Tuesday, 30 December 2008 - 5:29 pm

No more smart remarks

We were supposed to make it to the hospital today.  We’re on the wrong side of the river now, and I don’t know if Simon is going to make it.  I think his burns are getting infected.

 

Yesterday, I felt lighter after the encounter with the looters.  Like maybe we were on top of things.  We weren’t even close.  Just when we think we know how bad it is, we’re proved wrong.

Looting and pillaging seems to be the norm in this part of the city.  The group we encountered yesterday was mostly young men and a few teenaged girls.  Today we came across adults and it was completely different.

Again, we heard them before we saw them, but that didn’t prepare us for what we saw when we came around the corner.  I don’t know how many of them there were – a lot, enough to qualify as a mob.  All of them armed with something.  All of them caught up in what they were doing, which was using those weapons against each other.

I don’t know what they were fighting about.  I’m not even sure if it was between two groups, or three, or just a free-for-all.  All I know is that it was awful, and there was a lot of blood and screaming.  Some of it in pain, most of it in anger.  They were dogs, tearing at each other.

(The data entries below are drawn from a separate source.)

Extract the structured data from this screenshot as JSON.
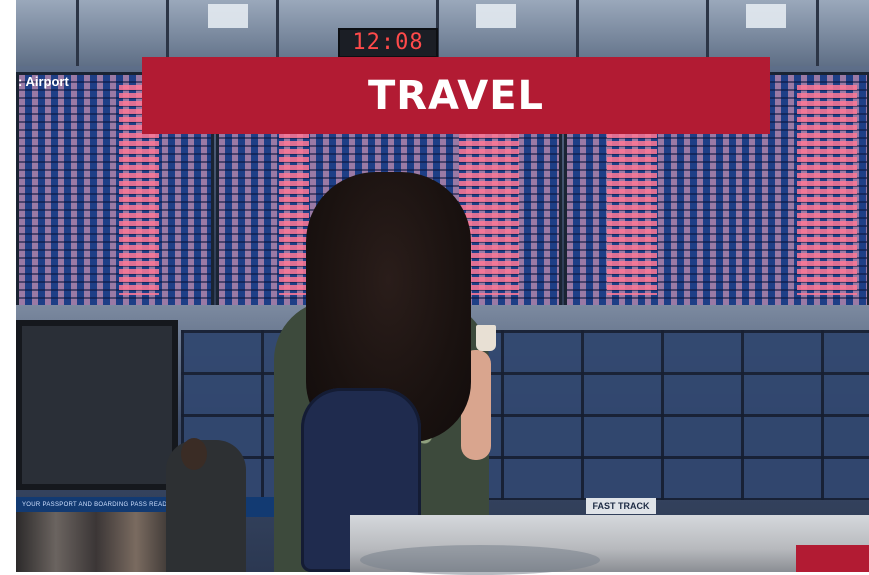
{
  "banner": {
    "title": "TRAVEL"
  },
  "scene": {
    "clock": "12:08",
    "screen_text": ": Airport",
    "sign_text": "YOUR PASSPORT AND BOARDING PASS READY",
    "fast_track": "FAST TRACK"
  },
  "colors": {
    "accent": "#b21b33"
  }
}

There were people running away from the roiling mass of it, and we soon became part of the flight.  The fight was moving down the street and we did not want to get caught up in it.  The little ones were snatched up and Simon was hitched up onto stronger shoulders.

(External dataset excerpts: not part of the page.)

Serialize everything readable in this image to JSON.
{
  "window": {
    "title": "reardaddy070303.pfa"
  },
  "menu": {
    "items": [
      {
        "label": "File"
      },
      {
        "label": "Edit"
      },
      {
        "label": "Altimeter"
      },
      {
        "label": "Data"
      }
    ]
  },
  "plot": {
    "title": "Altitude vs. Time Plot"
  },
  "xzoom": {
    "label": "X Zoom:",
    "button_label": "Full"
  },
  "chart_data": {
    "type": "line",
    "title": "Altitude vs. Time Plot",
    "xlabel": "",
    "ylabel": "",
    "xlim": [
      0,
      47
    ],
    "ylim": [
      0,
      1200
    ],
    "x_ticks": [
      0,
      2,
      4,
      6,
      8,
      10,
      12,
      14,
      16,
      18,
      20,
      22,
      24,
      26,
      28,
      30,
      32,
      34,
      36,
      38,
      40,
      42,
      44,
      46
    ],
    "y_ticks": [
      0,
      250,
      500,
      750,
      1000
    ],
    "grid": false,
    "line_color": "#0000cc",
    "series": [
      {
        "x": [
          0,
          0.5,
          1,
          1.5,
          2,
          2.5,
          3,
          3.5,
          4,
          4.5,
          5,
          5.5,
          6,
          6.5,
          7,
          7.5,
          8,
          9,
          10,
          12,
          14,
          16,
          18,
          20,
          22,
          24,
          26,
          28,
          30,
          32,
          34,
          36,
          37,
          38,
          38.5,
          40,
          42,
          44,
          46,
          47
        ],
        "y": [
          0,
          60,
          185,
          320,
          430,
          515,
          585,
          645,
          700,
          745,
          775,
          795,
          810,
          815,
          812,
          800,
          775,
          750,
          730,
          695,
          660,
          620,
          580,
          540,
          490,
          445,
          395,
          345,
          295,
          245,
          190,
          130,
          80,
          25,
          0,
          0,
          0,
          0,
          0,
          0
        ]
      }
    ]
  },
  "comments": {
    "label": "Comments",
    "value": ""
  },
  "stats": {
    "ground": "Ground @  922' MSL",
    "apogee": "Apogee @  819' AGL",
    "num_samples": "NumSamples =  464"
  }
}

I didn’t know what the popping sound was at first.  It didn’t sound like a gun, but I’d never heard a real one before.  All I knew was that everyone started to run faster and harder, and we didn’t look back.

 

The only place to go was back to the river.  The noises of the fight chased us, right up onto the riverside boulevard. Whoever was up front turned onto a bridge and the rest of us followed.  It was worse for wear; I think a ship had hit it, snapped it in the middle.  It moved and creaked and shed chunks of itself into the awful water under us.  We didn’t dare stop and we couldn’t go back; the fighting had followed us right up to the end of the bridge.

Liz almost slipped through a crack; Sally and Delaine had to grab her and pull her back up.  I grabbed a fistful of Dillon’s shirt when he wobbled and didn’t let go until we reached the riverbank.  I think he kept me up as much as the other way around.

 

That could have been us yesterday.  If we had come across a different group, if they had taken what I said a different way.  If the wind had been blowing in the wrong direction.  Thinking about it makes me feel ill.

And now here we are on the wrong side of the river again.  West from the CBD, but close enough that clouds of smoke blow past us every now and then.  We’ve almost come full circle.

I don’t want to go back; I don’t want to complete the circle.  I want to go home.  I want to get the sound of bats breaking bones out of my head.  I want to put my eyes out so that I don’t have to see any more blood and pain and death.  I want the world to make sense again.